Violaine se retourna, engluée dans un cauchemar incompréhensible. Sidonie? Ici, dans l’église?

— M’man Sidonie? C’est bien toi… Regarde Éloi, il est… Je n’en peux plus, tu entends! Ne me dis pas de prier, cela ne sert à rien. Dieu se moque de nous! Je veux mourir aussi, tout de suite, là, sur son corps. Donne-moi tes plantes, celles qui tuent!

La guérisseuse se pencha et releva celle qu’elle appelait si souvent « minette ».

— Je t’en prie, reste digne, ma fille. N’oublie pas, tu portes la bague d’Éloi, le rubis, rouge comme du sang! D’abord, laisse-moi voir mon enfant, mon petit garçon.

Fascinée par le courage et la majesté de Sidonie, la jeune fille s’écarta un peu. La grande Espagnole, dans son voile de deuil, tomba à genoux devant Éloi. Elle le contempla longuement, les mains jointes sur la poitrine. Des larmes claires ruisselaient sur ses joues, et Violaine comprit alors combien cette mère, privée de son unique enfant, souffrait. Sidonie avait déjà vu son mari, Thomassin, ramené inerte sur un brancard, alors qu’elle attendait Éloi.

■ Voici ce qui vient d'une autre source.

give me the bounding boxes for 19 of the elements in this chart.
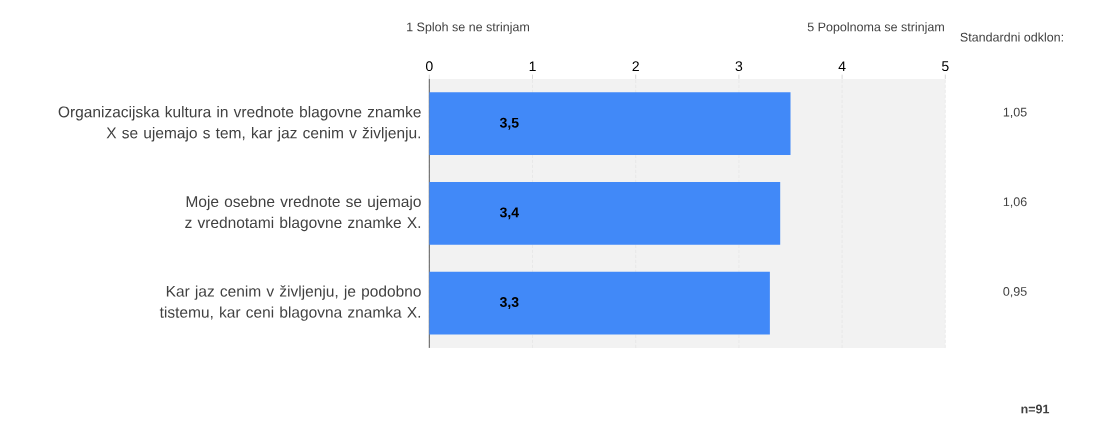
y-tick-label: Kar jaz cenim v življenju, je podobno tistemu, kar ceni blagovna znamka X.: [159, 285, 421, 321]
text: 1,06: [1003, 197, 1027, 208]
text: n=91: [1021, 404, 1050, 414]
x-tick-label: 5: [941, 61, 949, 72]
text: 1,05: [1003, 107, 1027, 118]
x-tick-label: 0: [425, 61, 433, 72]
data-label: 3,4: [499, 207, 519, 220]
y-tick-label: Moje osebne vrednote se ujemajo z vrednotami blagovne znamke X.: [185, 195, 421, 232]
text: 0,95: [1003, 287, 1027, 298]
y-tick-label: Organizacijska kultura in vrednote blagovne znamke X se ujemajo s tem, kar jaz cenim v življenju.: [58, 106, 421, 142]
data-label: 3,3: [499, 297, 519, 310]
text: 5 Popolnoma se strinjam: [807, 22, 944, 34]
x-tick-label: 3: [735, 61, 743, 72]
text: Standardni odklon:: [960, 32, 1063, 42]
x-tick-label: 4: [838, 61, 846, 72]
data-label: 3,5: [499, 117, 519, 130]
text: 1 Sploh se ne strinjam: [407, 22, 529, 34]
x-tick-label: 1: [529, 61, 536, 72]
x-tick-label: 2: [632, 61, 639, 72]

« L’histoire recommence! songea Violaine avec effroi. Moi aussi, j’attends l’enfant de mon amour, mort par accident. C’est une malédiction qui nous frappe du même sort, Sidonie et moi. »

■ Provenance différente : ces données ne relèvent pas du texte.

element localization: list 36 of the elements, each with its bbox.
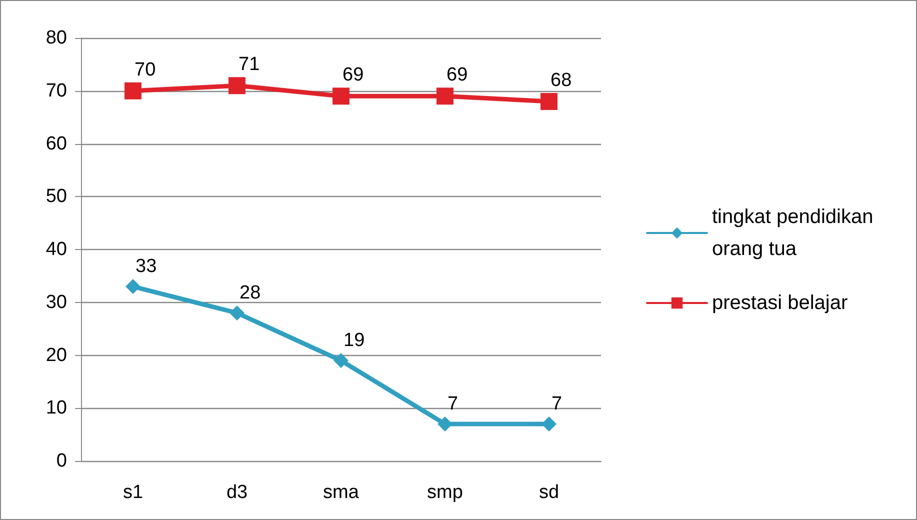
- data-label: 69: [446, 64, 468, 86]
- y-tick-label: 60: [46, 133, 67, 154]
- y-tick-label: 20: [46, 344, 67, 366]
- data-label: 69: [342, 64, 364, 86]
- x-tick-label: s1: [122, 482, 144, 503]
- x-tick-label: d3: [226, 482, 248, 503]
- data-label: 68: [550, 70, 572, 91]
- point: [542, 416, 556, 432]
- legend-label: prestasi belajar: [712, 292, 848, 314]
- y-tick-label: 0: [56, 450, 67, 472]
- point: [334, 353, 348, 368]
- y-tick-label: 80: [46, 28, 67, 48]
- data-label: 28: [240, 282, 261, 304]
- point: [126, 279, 140, 294]
- y-tick-label: 50: [46, 186, 67, 208]
- data-label: 70: [134, 59, 156, 80]
- legend-label: tingkat pendidikan orang tua: [712, 206, 879, 260]
- y-tick-label: 30: [46, 292, 67, 313]
- point: [124, 82, 142, 100]
- x-tick-label: smp: [427, 482, 463, 503]
- y-tick-label: 70: [46, 80, 67, 102]
- point: [438, 416, 452, 432]
- point: [228, 77, 246, 94]
- data-label: 19: [344, 330, 365, 352]
- x-tick-label: sd: [538, 482, 560, 503]
- point: [332, 88, 350, 105]
- x-tick-label: sma: [323, 482, 360, 503]
- point: [540, 92, 558, 110]
- data-label: 7: [552, 393, 562, 414]
- point: [230, 305, 244, 320]
- point: [436, 88, 454, 105]
- y-tick-label: 10: [46, 398, 67, 419]
- data-label: 71: [238, 54, 260, 76]
- data-label: 7: [448, 393, 458, 414]
- y-tick-label: 40: [46, 239, 67, 260]
- data-label: 33: [136, 256, 157, 278]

Une chape de soumission au destin si cruel pesa sur les épaules de la jeune fille et la fit s’agenouiller de nouveau, à côté de Sidonie. Elles prièrent dans un profond recueillement tandis que des plaintes et des sanglots s’élevaient tout proches, car les familles des deux autres victimes venaient d’arriver.